Además eran armas de doble filo, y más en sus manos. La primera fue la
televisión generalizada, cosa grave pues no sólo tenía que hacerse con una, a
plazos, para demostrar un cierto poder adquisitivo que pretendía dar por hecho
ante sus amistades sin tenerlo pero por otro lado su presencia en el minisalón
de la casa le inquietaba, no se consideraba un mojigato pero tanta violencia y
tantas imágenes perturbadoras no le gustaban, es más le revolvían y procuraba
evitarlas por todos los medios. El segundo hecho que le vino todavía más
impuesto cuando de buenas a primeras se encontró siendo el único de toda la
oficina que no tenía coche. Casi aprisa y corriendo se compró el primero que le
ofrecieron, un R8 crema. También era arma de doble filo pues si bien como
efecto negativo tenía poder viajar más a casa de la familia de Mariola y, por
tanto, aceptar más compromisos del tipo: “hazme una batita de verano” y demás,
por otro lado le permitía organizar constantes salidas “de compromiso” con las
que evitaba que sus familias les visitaran demasiado a menudo. Además, al
sentirse el Amo y Señor de tan poderosa máquina consideró que ya podía volver a
casa sin tener que bajar la cabeza como le había dicho su abuelo. Cuando llegó
se encontró con que todos los supervivientes tenían mejores coches que él
aunque, eso tiene que reconocérselo todo el mundo, no conducen mejor que él. De
hecho aun hoy sigue atravesando el país y manejándose con el coche con
verdadera habilidad, y no solo conduciendo sino quitándose de en medio cuando
alguien les anuncia que va a ir a cerca de donde viven, “casualmente” ese día
estarán de viaje, y no miente, siempre tiene pendientes varios viajes para
estas ocasiones. No es, contra lo que pueda parecer, que no aprecie a quienes
llegan, no, ni mucho menos, esta actitud se debe a la misma causa por la que
buscó desde siempre pisos pequeños: para que nadie pueda quedarse con ellos ni
una sola noche. No es que le moleste su presencia, no, ni mucho menos, es más
se siente halagado y extraordinariamente satisfecho de poder agasajar a amigos
y parientes tanto fuera como dentro de su casa pero cuando él considera
oportuno y nada logra forzar su voluntad en ese tema, ni siquiera sus
compromisos sociales más intensos. En aquellos años eran muchos y adecuados
para las pequeñas mejoras que siempre buscaba a través de aquellas “amistades”

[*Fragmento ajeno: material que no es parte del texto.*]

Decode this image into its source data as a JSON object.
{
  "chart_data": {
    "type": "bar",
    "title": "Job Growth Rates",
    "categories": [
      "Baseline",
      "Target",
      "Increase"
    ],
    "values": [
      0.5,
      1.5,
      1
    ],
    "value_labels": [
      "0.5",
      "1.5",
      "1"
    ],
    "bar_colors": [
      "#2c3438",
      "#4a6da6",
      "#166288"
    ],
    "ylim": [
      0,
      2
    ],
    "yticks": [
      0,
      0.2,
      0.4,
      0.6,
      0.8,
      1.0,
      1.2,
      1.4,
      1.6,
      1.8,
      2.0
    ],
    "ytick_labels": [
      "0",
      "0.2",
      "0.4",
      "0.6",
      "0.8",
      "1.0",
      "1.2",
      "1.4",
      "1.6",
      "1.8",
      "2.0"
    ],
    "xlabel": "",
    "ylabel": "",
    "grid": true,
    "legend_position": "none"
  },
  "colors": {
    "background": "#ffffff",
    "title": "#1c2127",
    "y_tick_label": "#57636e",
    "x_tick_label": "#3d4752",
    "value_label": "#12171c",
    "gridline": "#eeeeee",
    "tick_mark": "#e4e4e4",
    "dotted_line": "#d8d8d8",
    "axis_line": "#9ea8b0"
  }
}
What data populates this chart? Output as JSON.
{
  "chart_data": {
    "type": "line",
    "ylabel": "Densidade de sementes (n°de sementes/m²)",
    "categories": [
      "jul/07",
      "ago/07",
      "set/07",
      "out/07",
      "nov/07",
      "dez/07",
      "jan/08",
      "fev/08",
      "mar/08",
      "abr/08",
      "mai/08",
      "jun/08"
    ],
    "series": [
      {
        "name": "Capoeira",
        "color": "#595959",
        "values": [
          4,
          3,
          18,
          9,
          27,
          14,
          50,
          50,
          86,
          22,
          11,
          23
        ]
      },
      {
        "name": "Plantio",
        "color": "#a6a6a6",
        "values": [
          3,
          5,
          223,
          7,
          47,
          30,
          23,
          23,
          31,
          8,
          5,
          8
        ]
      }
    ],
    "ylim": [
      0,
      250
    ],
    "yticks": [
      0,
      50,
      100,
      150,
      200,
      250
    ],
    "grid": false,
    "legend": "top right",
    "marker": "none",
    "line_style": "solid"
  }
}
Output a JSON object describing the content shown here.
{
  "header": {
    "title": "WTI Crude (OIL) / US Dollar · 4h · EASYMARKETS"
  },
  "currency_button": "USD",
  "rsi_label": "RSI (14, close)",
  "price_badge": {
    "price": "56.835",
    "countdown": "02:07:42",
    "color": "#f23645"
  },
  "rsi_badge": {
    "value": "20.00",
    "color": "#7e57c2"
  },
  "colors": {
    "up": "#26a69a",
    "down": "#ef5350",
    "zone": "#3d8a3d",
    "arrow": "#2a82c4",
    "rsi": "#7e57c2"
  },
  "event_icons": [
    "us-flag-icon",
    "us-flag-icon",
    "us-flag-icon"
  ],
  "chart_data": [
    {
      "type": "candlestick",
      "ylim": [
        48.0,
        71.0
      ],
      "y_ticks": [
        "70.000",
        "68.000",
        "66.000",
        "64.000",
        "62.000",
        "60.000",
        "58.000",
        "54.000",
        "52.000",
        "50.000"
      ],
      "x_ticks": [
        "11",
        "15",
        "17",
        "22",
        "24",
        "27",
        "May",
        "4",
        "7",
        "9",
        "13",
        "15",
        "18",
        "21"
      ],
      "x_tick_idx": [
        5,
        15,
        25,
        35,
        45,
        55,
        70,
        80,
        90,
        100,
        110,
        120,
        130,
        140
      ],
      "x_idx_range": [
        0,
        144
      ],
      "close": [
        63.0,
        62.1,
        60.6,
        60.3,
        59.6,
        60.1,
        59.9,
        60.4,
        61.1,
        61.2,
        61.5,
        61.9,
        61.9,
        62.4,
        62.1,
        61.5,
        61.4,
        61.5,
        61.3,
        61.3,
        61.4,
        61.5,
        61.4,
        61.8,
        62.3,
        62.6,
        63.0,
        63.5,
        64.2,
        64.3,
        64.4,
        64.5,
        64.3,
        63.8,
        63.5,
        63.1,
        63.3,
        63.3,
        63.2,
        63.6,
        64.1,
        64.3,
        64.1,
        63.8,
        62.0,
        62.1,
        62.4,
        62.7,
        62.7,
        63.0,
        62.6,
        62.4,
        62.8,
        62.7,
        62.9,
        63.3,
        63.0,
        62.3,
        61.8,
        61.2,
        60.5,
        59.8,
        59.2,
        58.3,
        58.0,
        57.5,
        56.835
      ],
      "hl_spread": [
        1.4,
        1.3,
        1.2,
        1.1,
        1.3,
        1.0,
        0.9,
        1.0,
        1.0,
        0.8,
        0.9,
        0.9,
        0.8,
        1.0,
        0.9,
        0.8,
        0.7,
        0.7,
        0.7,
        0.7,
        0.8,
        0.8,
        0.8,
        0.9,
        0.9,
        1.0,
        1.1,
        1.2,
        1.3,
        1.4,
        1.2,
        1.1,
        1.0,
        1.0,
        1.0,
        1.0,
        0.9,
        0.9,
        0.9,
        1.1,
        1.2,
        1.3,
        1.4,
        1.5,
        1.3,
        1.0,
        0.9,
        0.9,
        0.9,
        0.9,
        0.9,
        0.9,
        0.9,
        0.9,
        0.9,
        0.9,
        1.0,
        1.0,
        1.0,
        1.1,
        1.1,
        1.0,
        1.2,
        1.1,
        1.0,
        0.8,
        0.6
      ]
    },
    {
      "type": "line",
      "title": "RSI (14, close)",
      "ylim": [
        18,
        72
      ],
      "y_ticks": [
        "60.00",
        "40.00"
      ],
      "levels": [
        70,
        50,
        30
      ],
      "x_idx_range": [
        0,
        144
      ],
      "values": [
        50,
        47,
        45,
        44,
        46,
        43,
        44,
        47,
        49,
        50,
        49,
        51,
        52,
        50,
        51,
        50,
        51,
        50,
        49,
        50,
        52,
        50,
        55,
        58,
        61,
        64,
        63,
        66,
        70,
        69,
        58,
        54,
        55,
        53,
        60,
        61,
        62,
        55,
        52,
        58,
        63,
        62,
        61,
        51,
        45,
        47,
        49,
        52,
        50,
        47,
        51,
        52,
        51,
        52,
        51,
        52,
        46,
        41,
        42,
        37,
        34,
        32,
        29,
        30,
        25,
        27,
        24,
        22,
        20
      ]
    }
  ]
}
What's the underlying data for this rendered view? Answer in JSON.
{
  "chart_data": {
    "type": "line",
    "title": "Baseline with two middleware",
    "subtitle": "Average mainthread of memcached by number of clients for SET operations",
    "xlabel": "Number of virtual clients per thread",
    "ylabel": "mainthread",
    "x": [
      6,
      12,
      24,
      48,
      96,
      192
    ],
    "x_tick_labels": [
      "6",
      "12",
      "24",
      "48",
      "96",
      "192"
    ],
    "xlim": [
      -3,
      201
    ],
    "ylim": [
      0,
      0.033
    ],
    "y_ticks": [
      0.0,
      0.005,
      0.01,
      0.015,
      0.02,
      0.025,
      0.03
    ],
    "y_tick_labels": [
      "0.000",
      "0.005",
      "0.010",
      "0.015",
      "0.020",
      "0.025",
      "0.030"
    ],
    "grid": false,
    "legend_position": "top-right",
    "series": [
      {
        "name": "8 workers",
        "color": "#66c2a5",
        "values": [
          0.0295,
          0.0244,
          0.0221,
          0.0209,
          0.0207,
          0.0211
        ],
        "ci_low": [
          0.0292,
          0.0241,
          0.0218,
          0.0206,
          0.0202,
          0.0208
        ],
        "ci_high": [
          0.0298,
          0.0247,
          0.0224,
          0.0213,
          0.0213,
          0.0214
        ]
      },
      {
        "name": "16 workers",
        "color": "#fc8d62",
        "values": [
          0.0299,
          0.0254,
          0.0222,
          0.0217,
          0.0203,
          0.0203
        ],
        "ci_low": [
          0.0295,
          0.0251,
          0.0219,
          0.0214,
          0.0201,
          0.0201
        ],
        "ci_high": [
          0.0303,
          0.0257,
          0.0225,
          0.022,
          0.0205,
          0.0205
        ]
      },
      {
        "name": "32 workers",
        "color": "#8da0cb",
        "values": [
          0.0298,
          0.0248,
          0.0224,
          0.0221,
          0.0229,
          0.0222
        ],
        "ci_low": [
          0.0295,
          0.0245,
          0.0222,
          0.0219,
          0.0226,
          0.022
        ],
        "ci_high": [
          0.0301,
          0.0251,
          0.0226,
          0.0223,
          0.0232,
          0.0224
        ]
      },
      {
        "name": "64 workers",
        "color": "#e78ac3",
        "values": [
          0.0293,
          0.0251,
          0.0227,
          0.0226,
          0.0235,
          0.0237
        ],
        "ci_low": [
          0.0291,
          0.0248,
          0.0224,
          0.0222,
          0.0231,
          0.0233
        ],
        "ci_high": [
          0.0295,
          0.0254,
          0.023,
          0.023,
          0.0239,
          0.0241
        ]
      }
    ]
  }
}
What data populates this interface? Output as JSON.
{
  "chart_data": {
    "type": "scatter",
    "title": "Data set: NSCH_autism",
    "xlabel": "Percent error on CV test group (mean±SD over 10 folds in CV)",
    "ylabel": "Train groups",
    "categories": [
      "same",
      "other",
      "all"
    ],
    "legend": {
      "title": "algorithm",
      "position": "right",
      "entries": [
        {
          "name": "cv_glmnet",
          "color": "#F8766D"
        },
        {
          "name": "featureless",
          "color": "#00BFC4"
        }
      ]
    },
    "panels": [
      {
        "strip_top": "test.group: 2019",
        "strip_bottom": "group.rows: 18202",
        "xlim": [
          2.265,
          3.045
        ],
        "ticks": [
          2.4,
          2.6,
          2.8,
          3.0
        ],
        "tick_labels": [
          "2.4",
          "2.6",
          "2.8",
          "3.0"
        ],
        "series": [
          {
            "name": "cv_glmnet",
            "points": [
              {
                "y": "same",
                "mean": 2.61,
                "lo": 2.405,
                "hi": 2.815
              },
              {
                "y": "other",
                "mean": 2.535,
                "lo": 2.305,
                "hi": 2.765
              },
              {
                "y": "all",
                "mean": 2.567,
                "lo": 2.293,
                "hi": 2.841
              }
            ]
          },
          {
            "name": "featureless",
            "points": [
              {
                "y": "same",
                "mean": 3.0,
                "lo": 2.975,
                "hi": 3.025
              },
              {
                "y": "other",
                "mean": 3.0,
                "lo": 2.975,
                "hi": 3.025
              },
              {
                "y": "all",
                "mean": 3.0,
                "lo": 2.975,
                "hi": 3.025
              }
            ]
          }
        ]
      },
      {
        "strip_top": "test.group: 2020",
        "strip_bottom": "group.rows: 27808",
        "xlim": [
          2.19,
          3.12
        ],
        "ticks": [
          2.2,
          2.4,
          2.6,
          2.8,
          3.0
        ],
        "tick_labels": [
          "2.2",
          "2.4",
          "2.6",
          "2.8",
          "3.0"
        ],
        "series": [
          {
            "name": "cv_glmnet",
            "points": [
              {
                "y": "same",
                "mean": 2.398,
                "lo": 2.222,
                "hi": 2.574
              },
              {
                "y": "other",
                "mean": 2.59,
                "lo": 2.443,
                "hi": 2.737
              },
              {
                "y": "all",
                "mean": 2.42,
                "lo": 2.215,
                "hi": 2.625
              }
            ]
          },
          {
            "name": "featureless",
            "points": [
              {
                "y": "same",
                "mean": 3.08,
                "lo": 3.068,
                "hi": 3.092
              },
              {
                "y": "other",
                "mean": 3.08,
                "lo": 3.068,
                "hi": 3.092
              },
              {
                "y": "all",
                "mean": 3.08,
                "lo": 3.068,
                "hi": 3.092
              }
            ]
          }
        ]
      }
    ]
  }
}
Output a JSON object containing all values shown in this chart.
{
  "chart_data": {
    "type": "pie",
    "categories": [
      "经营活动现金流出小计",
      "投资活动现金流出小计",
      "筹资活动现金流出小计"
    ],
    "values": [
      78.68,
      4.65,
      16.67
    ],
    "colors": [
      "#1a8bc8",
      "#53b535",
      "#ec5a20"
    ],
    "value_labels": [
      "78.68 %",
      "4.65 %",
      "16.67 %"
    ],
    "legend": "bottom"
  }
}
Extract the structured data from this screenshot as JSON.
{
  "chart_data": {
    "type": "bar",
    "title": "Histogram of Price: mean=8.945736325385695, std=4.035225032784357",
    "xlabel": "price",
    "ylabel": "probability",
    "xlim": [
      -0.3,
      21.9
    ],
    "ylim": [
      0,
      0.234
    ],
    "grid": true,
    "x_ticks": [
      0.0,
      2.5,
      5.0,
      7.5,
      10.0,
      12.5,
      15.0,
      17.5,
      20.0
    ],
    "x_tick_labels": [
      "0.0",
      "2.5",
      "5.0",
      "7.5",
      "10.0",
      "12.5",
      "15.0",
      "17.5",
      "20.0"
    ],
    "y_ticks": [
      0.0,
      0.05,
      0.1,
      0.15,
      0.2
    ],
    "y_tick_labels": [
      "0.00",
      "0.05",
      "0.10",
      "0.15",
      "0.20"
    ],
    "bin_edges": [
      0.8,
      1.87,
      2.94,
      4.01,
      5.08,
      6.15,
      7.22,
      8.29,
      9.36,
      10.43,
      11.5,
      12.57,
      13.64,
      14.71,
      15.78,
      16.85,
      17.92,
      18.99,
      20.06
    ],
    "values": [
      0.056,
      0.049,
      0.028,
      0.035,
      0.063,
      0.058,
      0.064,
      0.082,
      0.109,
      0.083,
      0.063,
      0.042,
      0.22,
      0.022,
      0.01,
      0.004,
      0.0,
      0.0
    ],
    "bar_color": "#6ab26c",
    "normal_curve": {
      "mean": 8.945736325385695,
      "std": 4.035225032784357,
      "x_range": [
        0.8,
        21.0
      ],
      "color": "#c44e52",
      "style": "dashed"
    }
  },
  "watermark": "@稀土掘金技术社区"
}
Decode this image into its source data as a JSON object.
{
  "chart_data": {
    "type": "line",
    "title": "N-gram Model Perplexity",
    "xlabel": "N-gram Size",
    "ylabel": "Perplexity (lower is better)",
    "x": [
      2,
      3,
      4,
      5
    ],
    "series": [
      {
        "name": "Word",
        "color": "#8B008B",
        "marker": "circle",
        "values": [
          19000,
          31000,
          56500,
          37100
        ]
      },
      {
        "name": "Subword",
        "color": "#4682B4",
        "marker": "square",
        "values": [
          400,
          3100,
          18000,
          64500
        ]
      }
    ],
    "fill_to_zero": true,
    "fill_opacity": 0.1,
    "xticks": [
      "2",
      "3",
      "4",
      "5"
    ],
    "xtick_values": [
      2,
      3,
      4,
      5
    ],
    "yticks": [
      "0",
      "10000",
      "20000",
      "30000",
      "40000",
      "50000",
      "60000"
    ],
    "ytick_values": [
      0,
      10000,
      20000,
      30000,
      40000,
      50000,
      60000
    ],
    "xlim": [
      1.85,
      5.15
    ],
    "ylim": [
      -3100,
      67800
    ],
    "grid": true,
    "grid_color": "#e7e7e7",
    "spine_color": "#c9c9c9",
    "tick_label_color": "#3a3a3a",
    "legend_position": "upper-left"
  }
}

oportunas. Sin embargo, alguien que no se dejara enredar por el constante juego
de comidas, cenas, salas de fiestas, bodas, bautizos, comuniones y funerales
hubiera podido observar que mientras Mariola se acomodaba lenta pero
confortablemente en el nuevo lugar, Manuel se integraba de inmediato forjando
relaciones deprisa pero que cuando esas relaciones u otras que fueran
apareciendo se iban asentando y adquiriendo mayor intimidad, él se iba
encontrando más y más incómodo, iba rehuyendo precisamente a las personas con
la que la pareja se encontraba más a gusto, a aquellas con las que le resultaba
fácil sincerarse, casi como si le diera miedo de algún tipo de contagio.
Entonces surgía la posibilidad de traslado.